No matter how it’s cooked, regular consumption of red meat increases your risk of kidney failure, a recent Singapore study found.
Having a serving of red meat every day raises one’s risk of kidney failure by 40 per cent, a new Singapore Chinese Health Study found.
Over 15 years, researchers observed the diets and living patterns of more than 63,000 participants, who were between 45 to 74 years of age.
They then established if specific factors increased one’s propensity for chronic conditions like cancer, osteoporosis and cardiovascular diseases.
Within the pool of participants, the top 25 per cent of red meat consumers were 40 per cent more susceptible to kidney failure, when compared to the bottom 25 per cent .
The study’s findings, which also considered the diets of vegetarian participants, were put together by researchers from the National University of Singapore’s Saw Swee Hock School of Public Health and Duke-NUS Graduate Medical School.
“We embarked on our study to see what advice should be given to chronic kidney disease patients or to the general population worried about their kidney health regarding types or sources of protein intake,” said Professor Koh Woon Puay, the study’s principal investigator.

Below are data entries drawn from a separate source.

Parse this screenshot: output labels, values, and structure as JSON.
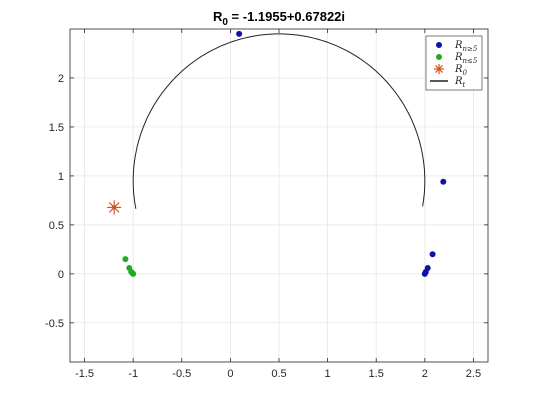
{
  "chart_data": {
    "type": "scatter",
    "title": "R",
    "title_sub": "0",
    "title_rest": " = -1.1955+0.67822i",
    "xlabel": "",
    "ylabel": "",
    "xlim": [
      -1.65,
      2.65
    ],
    "ylim": [
      -0.9,
      2.5
    ],
    "xticks": [
      -1.5,
      -1,
      -0.5,
      0,
      0.5,
      1,
      1.5,
      2,
      2.5
    ],
    "xtick_labels": [
      "-1.5",
      "-1",
      "-0.5",
      "0",
      "0.5",
      "1",
      "1.5",
      "2",
      "2.5"
    ],
    "yticks": [
      -0.5,
      0,
      0.5,
      1,
      1.5,
      2
    ],
    "ytick_labels": [
      "-0.5",
      "0",
      "0.5",
      "1",
      "1.5",
      "2"
    ],
    "grid": true,
    "legend_position": "top-right",
    "series": [
      {
        "name": "R_{n≥5}",
        "legend_label": "R",
        "legend_sub": "n≥5",
        "marker": "circle",
        "color": "#1111aa",
        "points": [
          [
            0.09,
            2.45
          ],
          [
            2.19,
            0.94
          ],
          [
            2.08,
            0.2
          ],
          [
            2.03,
            0.06
          ],
          [
            2.01,
            0.02
          ],
          [
            2.0,
            0.0
          ]
        ]
      },
      {
        "name": "R_{n≤5}",
        "legend_label": "R",
        "legend_sub": "n≤5",
        "marker": "circle",
        "color": "#22aa22",
        "points": [
          [
            -1.08,
            0.15
          ],
          [
            -1.04,
            0.06
          ],
          [
            -1.02,
            0.02
          ],
          [
            -1.01,
            0.01
          ],
          [
            -1.0,
            0.0
          ]
        ]
      },
      {
        "name": "R_0",
        "legend_label": "R",
        "legend_sub": "0",
        "marker": "star",
        "color": "#d95319",
        "points": [
          [
            -1.1955,
            0.67822
          ]
        ]
      },
      {
        "name": "R_t",
        "legend_label": "R",
        "legend_sub": "t",
        "marker": "line",
        "color": "#222222",
        "arc": {
          "center": [
            0.5,
            0.95
          ],
          "radius": 1.5,
          "start_deg": -10,
          "end_deg": 191
        }
      }
    ]
  }
}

Instead of consuming red meat such as pork and beef, opt for other protein sources, the study suggested. This could lower risk of kidney failure by as much as 62 per cent.
Swapping out a serving of red meat for poultry reduces one’s risk by 62.4 per cent. Turning to alternatives such as fish and eggs causes the risk factor to drop by 48.6 per cent and 44.9 per cent respectively.
The island nation had 2,466 dialysis patients in 1999, and the figure more than doubled to 5,912 in 2014, according to a Singapore Renal Registry report.
Similarly, the number of people diagnosed with kidney failure every year increased from 680 in 1999 to 1,730 in 2014.